WHO gratefully acknowledges the contributions made by the Chair of the Expert Group (Holger Schünemann); the members of the Expert Group (Mauricio Barreto, Erlina Burhan, Lucy Chesire, Kelly Dooley, Erica Lessem, Dick Menzies, Norbert Ndjeka, Viet Nhung Nguyen, James Seddon, Alena Skrahina, Piret Viiklepp) who developed the recommendations; consultants working on background analyses (Bernard Fourie, Anna Vassall, Ekaterina Kurbatova); and technical resource persons in the meeting (Frank Cobelens, Michael L. Rich, Francis Varaine).
WHO also acknowledges the contributions of the members of the External Review Panel (Jose A. Caminero, Richard E. Chaisson, Gavin Churchyard, Anna Marie Celina Garfin, Giovanni Battista Migliori, Rohit Sarin, Maarten van Cleeff, Andrew Vernon), as well as members of the WHO Strategic and Technical Advisory Group for Tuberculosis (STAG-TB) 2014 (Draurio Barreira, Amy Bloom, Gavin Churchyard, Daniela Cirillo, Frank Cobelens, Elizabeth Corbett, Michel Gasana, Stephen Graham, Akramul Islam, Michael Kimerling, Wang Lixia, Anshu Prakash, Ejaz Qadeer, Joseph Sitienei, Alena Skrahina, Soumya Swaminanthan, Maarten van Cleeff, Irina Vasilyeva).
This document was finalized following consideration of all comments and suggestions from the participants of the Expert Group, the External Review Panel and STAG-TB.
USAID is acknowledged for its support in the development of these guidelines through a sub-agreement under Cooperative Agreement (CA) No. AID-OAA-A-10–00020 for the TB CARE I project awarded to KNCV by the USAID Office of Health. The US Center for Disease Control and Prevention (CDC) provided work pro bono on the use of sputum culture conversion as a surrogate marker of MDR-TB treatment outcome (carried out by Ekaterina Kurbatova and colleagues).
Declarations of interest
All Expert Group members, consultants, technical resource persons, members of the External Review Panel and STAG-TB members submitted completed Declaration of Interest (DoI) forms. These were reviewed by the WHO Legal Department prior to the Expert Group meeting and preparation of the draft interim policy guidance, in keeping with WHO rules.
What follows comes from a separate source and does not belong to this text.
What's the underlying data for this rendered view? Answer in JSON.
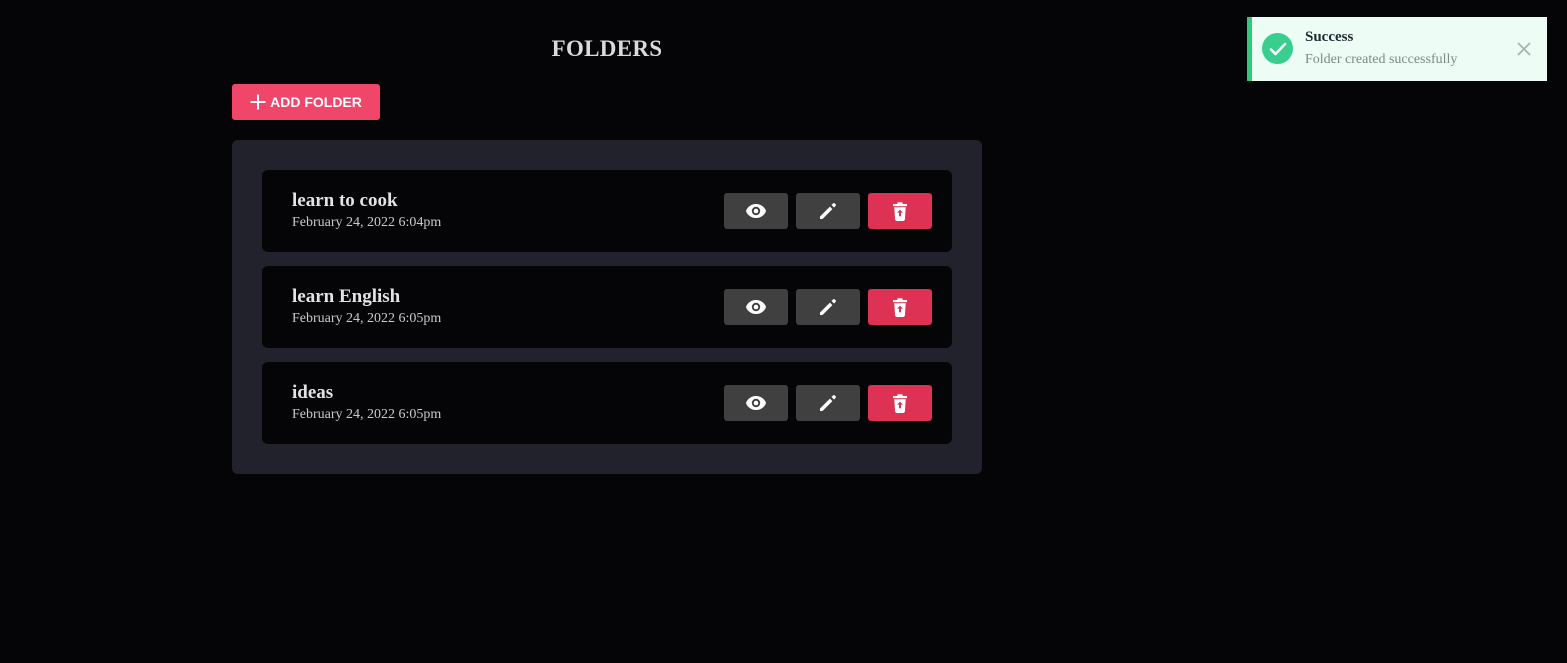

Two Expert Group members (Daniela Cirillo, Erica Lessem) declared having received support from pharmaceutical companies for work not related to the present guideline; and Dalene van Delft declared receiving compassionate use access to bedaquiline – all of these declarations were deemed to be insignificant. Three members (Frank Cobelens, Michael L. Rich, Francis Varaine) declared current discussions with the company (Otsuka) on potential access to delamanid for future studies on roll-out of new drugs under programmatic conditions (FC, MR) or for future clinical trial of new regimens for MDR-TB Treatment (FV). These declarations were deemed to be significant for a possible conflict of interest, and experts were requested not to contribute to deliberations on the recommendations. The other members of the Expert Group as well as the consultants and the members of the Expert Review Panel declared no interest.
With respect to the STAG-TB review, Chuck Daley declared serving as chair of the data monitoring board for Otsuka delamanid trials, and Francis Varaine declared participation in discussions between MSF and Otsuka to receive supplies of Delamanid for use in clinical trials along with other drugs. These two declarations were deemed significant for a possible conflict of interest and these STAG members did not participate in external review. Frank Cobelens, as a member of STAG-TB, had a revised declaration of interest noting no current or future planned work with Otsuka; he participated in the external review.